Alain Airom (Ayrom)

Posted on May 5

Foundations of Distributed Streaming: A Book Review of “Kafka for Architects”

#kafka #apachekafka #confluent #bookreview

Understanding why even Kafka exists!?

Introduction

Since the recent acquisition of Confluent by IBM, I was rather a stranger to Apache Kafka and data streaming. However, since that major industry shift, I’ve become very interested in the mechanics of real-time data and am looking to spot high-quality resources to master the matter. This synthesis one of my latests reading, covering one of the most respected modern guides for transitioning from traditional request-response architectures to event-driven ecosystems.

TL;DR-Kafka

Originally developed at LinkedIn and later open-sourced as an Apache Software Foundation project, Apache Kafka is a distributed event-streaming platform designed to handle high-volume, real-time data feeds. It functions as a distributed commit log, allowing for the seamless publishing, storing, and processing of streams of records as they occur, which effectively decouples data producers from data consumers in a scalable and fault-tolerant manner. In modern architecture, it is used for a wide variety of critical tasks, including real-time data integration, stream analytics, log aggregation, and building event-driven microservices that require high throughput and low latency. Due to its reliability and massive scalability, Kafka is utilized by thousands of global enterprises, including industry leaders like LinkedIn, Netflix, Uber, Airbnb, and Goldman Sachs, to power everything from recommendation engines and fraud detection to real-time payment processing and activity tracking.

Disclaimer: Before going further, please note that I am not affiliated, associated, authorized, endorsed by, or in any way officially connected with Manning Publications or the author, Katya Gorshkova. This document is a synthesis intended for educational and reference purposes based on the content of the book.

All images provided are either from the book or the GitHub repositories cited!

Overall view (Part 1)-Architectural Foundations of Kafka

The book establishes Kafka not merely as a “message broker” (like RabbitMQ or ActiveMQ) but as a distributed streaming platform and a distributed commit log.

The Log-Centric View

At its core, Kafka is built on the concept of an append-only immutable log. This architectural choice ensures:

Sequential I/O: High throughput by avoiding random disk seeks.
Determinism: Events are stored in the order they arrived, allowing for “time-travel” debugging and state reconstruction.
Decoupling: Producers don’t need to know who the consumers are; they simply append to the log.

Key Components

Brokers and Clusters: Kafka runs as a cluster of servers (brokers).

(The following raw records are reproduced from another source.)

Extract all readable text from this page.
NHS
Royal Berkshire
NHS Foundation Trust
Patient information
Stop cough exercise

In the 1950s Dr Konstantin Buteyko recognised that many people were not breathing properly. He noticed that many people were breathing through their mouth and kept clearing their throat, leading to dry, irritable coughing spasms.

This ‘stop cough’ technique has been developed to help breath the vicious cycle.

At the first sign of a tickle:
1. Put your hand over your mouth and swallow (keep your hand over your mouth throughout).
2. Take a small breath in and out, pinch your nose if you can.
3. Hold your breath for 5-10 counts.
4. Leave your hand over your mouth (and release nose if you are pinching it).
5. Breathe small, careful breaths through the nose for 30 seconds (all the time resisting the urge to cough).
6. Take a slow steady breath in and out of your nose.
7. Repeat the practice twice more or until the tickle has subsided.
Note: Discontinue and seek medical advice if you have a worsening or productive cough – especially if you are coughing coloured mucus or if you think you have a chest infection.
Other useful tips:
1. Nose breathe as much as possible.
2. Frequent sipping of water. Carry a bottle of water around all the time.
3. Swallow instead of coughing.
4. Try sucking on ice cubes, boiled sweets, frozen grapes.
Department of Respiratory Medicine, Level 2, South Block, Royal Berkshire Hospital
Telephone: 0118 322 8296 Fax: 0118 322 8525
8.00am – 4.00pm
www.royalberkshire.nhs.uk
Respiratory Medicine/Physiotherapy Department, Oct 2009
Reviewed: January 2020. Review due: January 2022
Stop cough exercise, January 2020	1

Architects must understand how data is distributed across these nodes to ensure high availability.
Topics and Partitions: Topics are logical categories, while partitions are the physical unit of parallelism. The book emphasizes that partitioning strategy is the most critical decision an architect makes for scalability.

Event-Driven Architecture (EDA) Patterns

Gorshkova spends significant time detailing how Kafka fits into broader enterprise patterns:

CQRS (Command Query Responsibility Segregation): Using Kafka to separate the “write” model (commands) from the “read” model (queries). Kafka acts as the bridge that updates read-optimized databases in real-time.
Event Sourcing: Instead of storing the current state of an object, you store the sequence of events that led to that state. Kafka’s persistence makes it an ideal “Source of Truth.”
Saga Pattern: Managing distributed transactions in microservices without a central coordinator by using events to trigger compensating transactions.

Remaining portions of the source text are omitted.